Снейп отпрянул. Он уже не был уверен в том, что видит и слышит, — всё казалось ему одним нескончаемым гротескным кошмаром — но лицо шлюхи, грязное, в синяках и запекшейся крови, еще долго стояло у него перед глазами. Белла-За-Пенни орала ему вслед:

— Тоже мне, джентльмен нашелся! Видали мы и познатней тебя. Ты хоть знаешь, за кем замужем моя сестрица? За самим Люциусом Малфоем, вот за кем! А уж он какой важный господин… И сюртук у него получше твоего! И трость с серебряным набалдашником! — выкарабкиваясь на четвереньках из канавы, она продолжала бормотать, не замечая, что Снейп уже ушел: — Я еще выберусь отсюда! Чем я хуже? Вот накоплю себе на шляпку, и тогда… — Белла-За-Пенни на мгновение задумалась, — …тогда я самого лорда Волдеморта окручу!

Довольная своим решением, она вытащила из-за корсажа мелкие монетки, уселась прямо в грязи и принялась их пересчитывать. На шляпку не хватало. Ничуть не расстроившись, Белла-За-Пенни с трудом поднялась на ноги и, покачиваясь, направилась к кабаку. А оттуда неслось: «…И пошли мы на темное дно, на дно, на дно… за русалкой на темное дно!»

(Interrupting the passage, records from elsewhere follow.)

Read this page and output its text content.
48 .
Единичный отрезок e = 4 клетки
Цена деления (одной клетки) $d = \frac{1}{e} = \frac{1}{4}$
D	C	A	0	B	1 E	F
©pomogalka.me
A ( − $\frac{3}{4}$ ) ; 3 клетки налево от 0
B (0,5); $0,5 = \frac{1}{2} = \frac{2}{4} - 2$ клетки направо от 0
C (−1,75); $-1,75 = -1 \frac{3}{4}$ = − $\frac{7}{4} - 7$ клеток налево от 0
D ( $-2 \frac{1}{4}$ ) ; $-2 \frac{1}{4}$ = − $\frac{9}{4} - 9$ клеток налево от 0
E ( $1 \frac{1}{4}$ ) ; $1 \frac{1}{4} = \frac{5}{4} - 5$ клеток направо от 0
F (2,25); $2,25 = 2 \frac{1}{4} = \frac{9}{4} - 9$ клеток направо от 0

Между тем Снейп, покинув, наконец, Ноктюрн-аллею, шел по Диагон-аллее, только начинавшей просыпаться после ночи. Серая пелена, туманившая его зрение, рассеивалась, и Снейп постепенно стал различать знакомые вывески увеселительных заведений, тусклые и жалкие в ярком дневном свете. На ум вдруг пришел мистер Блэк, вытирающий окровавленное лезвие, — лишь сейчас Снейп осознал, что видел на разбитном молодчике из Ноктюрн-аллеи его, Снейпа, полосатый шарф. Он вспомнил, как Лили — милая, кроткая Лили! — закутывала его этим шарфом, прощаясь; вспомнил комнатку под лестницей, жасминовый чай, ширму с ланями, мелодичный говор Лили и ее трогательную заботу о нем… Каким далеким виделся ему теперь тот день!

Поравнявшись с парадным входом «Цветника мадам Розмерты», Снейп остановился, колеблясь. Ему хотелось рассказать Лили обо всем, что с ним приключилось, вновь ощутить ее заботу, обрести покой — или хотя бы утешение. Неожиданно двери распахнулись, на крыльцо, взволнованно шурша юбками, выбежала мадам Розмерта, а из-за ее спины доносились крики и визг. Снейп поспешно отвернулся, надеясь, что та его не заметит.

— Мистер Снейп! — воскликнула мадам Розмерта, кинувшись к нему. — О, мистер Снейп, какое счастье, что вы здесь! Помогите, умоляю, — он же ее сейчас убьет! — и мадам Розмерта, выронив пышный веер, схватила Снейпа за рукав и закатила глаза, явно намереваясь лишиться сознания.

Двери, начавшие было со скрипом затворяться, опять раскрылись, ударившись о стены «Цветника» — посыпались стекла. На крыльце появился незнакомый Снейпу человек; он рывком вытащил Лили, тряхнул ее и, держа за волосы, стал бить по лицу. Снейпа бросило в жар. Он метнулся к крыльцу и не раздумывая ударил незнакомца так, что тот отлетел к разбитой двери. Снейп размахнулся, чтобы ударить еще раз, но тут на его руке повисла Лили.

— Мистер Снейп, не бейте его! — умоляла она, оттаскивая Снейпа от незнакомца. — Это же Джеймс, мой муж! Он меня любит — просто приревновал меня к клиенту, глупый…

Тем временем тот пришел в себя и ринулся в атаку, а Снейп — Лили всё еще удерживала его руки, увещевая, — не смог ни отразить, ни даже заслониться от ударов незнакомца. Из «Цветника» высыпали остальные девушки; мадам Розмерта, заламывая руки кружившая вокруг дерущихся, наконец догадалась отправить Лаванду за констеблем. Тот не замедлил явиться, но, взбегая по крыльцу, споткнулся о ступеньку и повалился на Снейпа.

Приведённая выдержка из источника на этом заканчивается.